10

The Worst Happens, Then Worse

A doctor, three nurses, and a young man on a career path that could not easily be determined crowded around the bed, working with dramatic flair to bring Ernie back to life. The paddles of a manual defibrillator were applied—“Clear!” the doctor announced—and then again, and a third time. “Clear! Clear!” An injection of something or other was administered, followed by an injection of something else. Eyelids were peeled back, stethoscopes were applied, and other actions were taken with an air of urgency shared by everyone, quite like a scene from an episode of Grey’s Anatomy , though without the strain of troubled personal relationships and extreme sexual tension among those laboring so heroically on this resuscitation team.

Ernie did not share their urgency. Eventually his stillness quieted those attending him, and a professional sadness overcame them. As they disconnected their patient from all the devices that had failed to keep him alive, they favored the gathered friends with compassionate so-it-goes looks and with murmured condolences. Then they went away to save someone less determined to be deceased.

Tears gathered in Rebecca’s eyes. They were genuine tears, not conjured with a tear stick or a slice of onion, not the product of superior acting talent (though she had a little of that). She loved Ernie, her amigo, and the sight of him lying there as white as the bedsheets was intolerable. However, her tears did not spill down her cheeks, and she didn’t sob, because suddenly she knew that Ernie was not really dead.

“He’s not really dead,” she whispered at the very moment that Bobby and Spencer whispered the same words, as if they were a Greek chorus informing an audience of a significant dramatic detail that everyone needed to know but that the action alone might not have properly conveyed.

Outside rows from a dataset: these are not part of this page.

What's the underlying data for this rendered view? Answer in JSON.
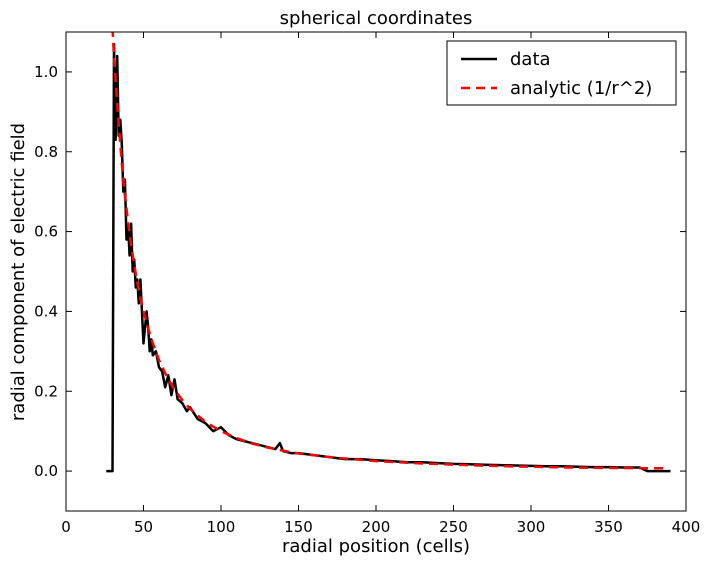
{
  "chart_data": {
    "type": "line",
    "title": "spherical coordinates",
    "xlabel": "radial position (cells)",
    "ylabel": "radial component of electric field",
    "xlim": [
      0,
      400
    ],
    "ylim": [
      -0.1,
      1.1
    ],
    "x_ticks": [
      0,
      50,
      100,
      150,
      200,
      250,
      300,
      350,
      400
    ],
    "y_ticks": [
      0.0,
      0.2,
      0.4,
      0.6,
      0.8,
      1.0
    ],
    "x_tick_labels": [
      "0",
      "50",
      "100",
      "150",
      "200",
      "250",
      "300",
      "350",
      "400"
    ],
    "y_tick_labels": [
      "0.0",
      "0.2",
      "0.4",
      "0.6",
      "0.8",
      "1.0"
    ],
    "grid": false,
    "legend_position": "top-right",
    "series": [
      {
        "name": "data",
        "color": "#000000",
        "style": "solid",
        "x": [
          26,
          30,
          31,
          32,
          33,
          34,
          35,
          36,
          37,
          38,
          39,
          40,
          41,
          42,
          43,
          44,
          45,
          46,
          47,
          48,
          50,
          52,
          53,
          54,
          55,
          56,
          58,
          60,
          62,
          64,
          66,
          68,
          70,
          72,
          75,
          78,
          80,
          85,
          90,
          95,
          100,
          105,
          110,
          115,
          120,
          125,
          130,
          135,
          138,
          140,
          145,
          150,
          160,
          170,
          180,
          190,
          200,
          210,
          220,
          230,
          240,
          250,
          260,
          270,
          280,
          290,
          300,
          310,
          320,
          330,
          340,
          350,
          360,
          370,
          375,
          380,
          390
        ],
        "y": [
          0.0,
          0.0,
          1.07,
          0.83,
          1.04,
          0.84,
          0.88,
          0.82,
          0.7,
          0.73,
          0.58,
          0.62,
          0.54,
          0.62,
          0.5,
          0.53,
          0.46,
          0.48,
          0.42,
          0.48,
          0.32,
          0.4,
          0.36,
          0.3,
          0.33,
          0.29,
          0.3,
          0.26,
          0.25,
          0.21,
          0.24,
          0.19,
          0.23,
          0.18,
          0.17,
          0.15,
          0.16,
          0.13,
          0.12,
          0.1,
          0.11,
          0.09,
          0.08,
          0.075,
          0.07,
          0.065,
          0.06,
          0.055,
          0.07,
          0.05,
          0.045,
          0.045,
          0.04,
          0.035,
          0.03,
          0.03,
          0.027,
          0.025,
          0.022,
          0.022,
          0.02,
          0.018,
          0.017,
          0.016,
          0.015,
          0.014,
          0.013,
          0.012,
          0.012,
          0.011,
          0.01,
          0.01,
          0.009,
          0.009,
          0.0,
          0.0,
          0.0
        ]
      },
      {
        "name": "analytic (1/r^2)",
        "color": "#ff0000",
        "style": "dashed",
        "x": [
          30,
          31,
          32,
          33,
          34,
          35,
          36,
          37,
          38,
          40,
          42,
          44,
          46,
          48,
          50,
          55,
          60,
          65,
          70,
          75,
          80,
          90,
          100,
          110,
          120,
          130,
          140,
          150,
          175,
          200,
          225,
          250,
          275,
          300,
          325,
          350,
          375,
          387
        ],
        "y": [
          1.11,
          1.04,
          0.98,
          0.92,
          0.87,
          0.82,
          0.77,
          0.73,
          0.69,
          0.625,
          0.567,
          0.517,
          0.473,
          0.434,
          0.4,
          0.331,
          0.278,
          0.237,
          0.204,
          0.178,
          0.156,
          0.123,
          0.1,
          0.083,
          0.069,
          0.059,
          0.051,
          0.044,
          0.033,
          0.025,
          0.02,
          0.016,
          0.013,
          0.011,
          0.009,
          0.008,
          0.007,
          0.007
        ]
      }
    ]
  }
}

No word other than stupefaction could describe their fraught expressions. In a case like this, the apt definition of stupefaction is usually the second entry in most dictionaries—“overwhelming amazement,” stunned disbelief of an emotionally charged nature.

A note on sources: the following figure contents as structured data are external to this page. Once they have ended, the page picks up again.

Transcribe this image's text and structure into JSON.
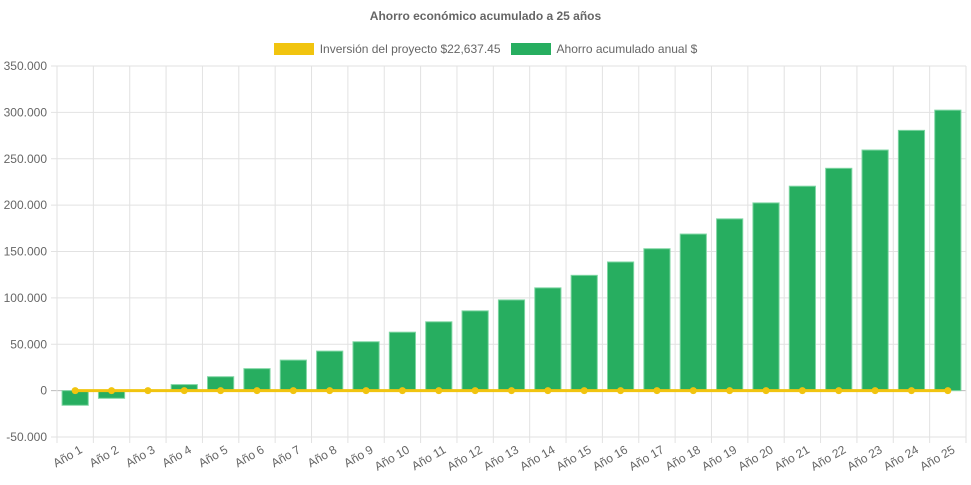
{
  "chart_data": {
    "type": "bar",
    "title": "Ahorro económico acumulado a 25 años",
    "categories": [
      "Año 1",
      "Año 2",
      "Año 3",
      "Año 4",
      "Año 5",
      "Año 6",
      "Año 7",
      "Año 8",
      "Año 9",
      "Año 10",
      "Año 11",
      "Año 12",
      "Año 13",
      "Año 14",
      "Año 15",
      "Año 16",
      "Año 17",
      "Año 18",
      "Año 19",
      "Año 20",
      "Año 21",
      "Año 22",
      "Año 23",
      "Año 24",
      "Año 25"
    ],
    "series": [
      {
        "name": "Inversión del proyecto $22,637.45",
        "type": "line",
        "color": "#f1c40f",
        "values": [
          0,
          0,
          0,
          0,
          0,
          0,
          0,
          0,
          0,
          0,
          0,
          0,
          0,
          0,
          0,
          0,
          0,
          0,
          0,
          0,
          0,
          0,
          0,
          0,
          0
        ]
      },
      {
        "name": "Ahorro acumulado anual $",
        "type": "bar",
        "color": "#27ae60",
        "values": [
          -15800,
          -8300,
          0,
          6500,
          15000,
          23700,
          32900,
          42600,
          52700,
          63000,
          74200,
          86000,
          97800,
          110800,
          124300,
          138700,
          153000,
          168800,
          185200,
          202400,
          220400,
          239700,
          259400,
          280600,
          302400
        ]
      }
    ],
    "ylim": [
      -50000,
      350000
    ],
    "yticks": [
      -50000,
      0,
      50000,
      100000,
      150000,
      200000,
      250000,
      300000,
      350000
    ],
    "ytick_labels": [
      "-50.000",
      "0",
      "50.000",
      "100.000",
      "150.000",
      "200.000",
      "250.000",
      "300.000",
      "350.000"
    ],
    "grid": true,
    "legend": "top"
  }
}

“Back in the day,” Bobby recalled, “the people we knew who were in comas, they just woke up. Didn’t they just wake up? I sure don’t remember them dying, then waking up. I don’t like this seeming-to-be-dead phase. Especially when it’s Ernie.”

More bewildered than his amigos at having heard himself declare Ernie was not dead, Spencer said, “People in comas? I don’t ... I didn’t remember people in comas until you mentioned them. I don’t remember who they were, or where or why. But, by God, there were people in comas, weren’t there? More than a few of them.”

Rebecca went to the door and closed it, lest they be overheard. “On the phone this morning, Bobby and I were remembering people in comas. We don’t know who they were or why they were in comas, but we encountered more than a few of them back in the day. I can sort of see them, you know, in my mind’s eye. They were creepy.”

Just then everything got creepier when the door opened and Britta Hernishen entered the room.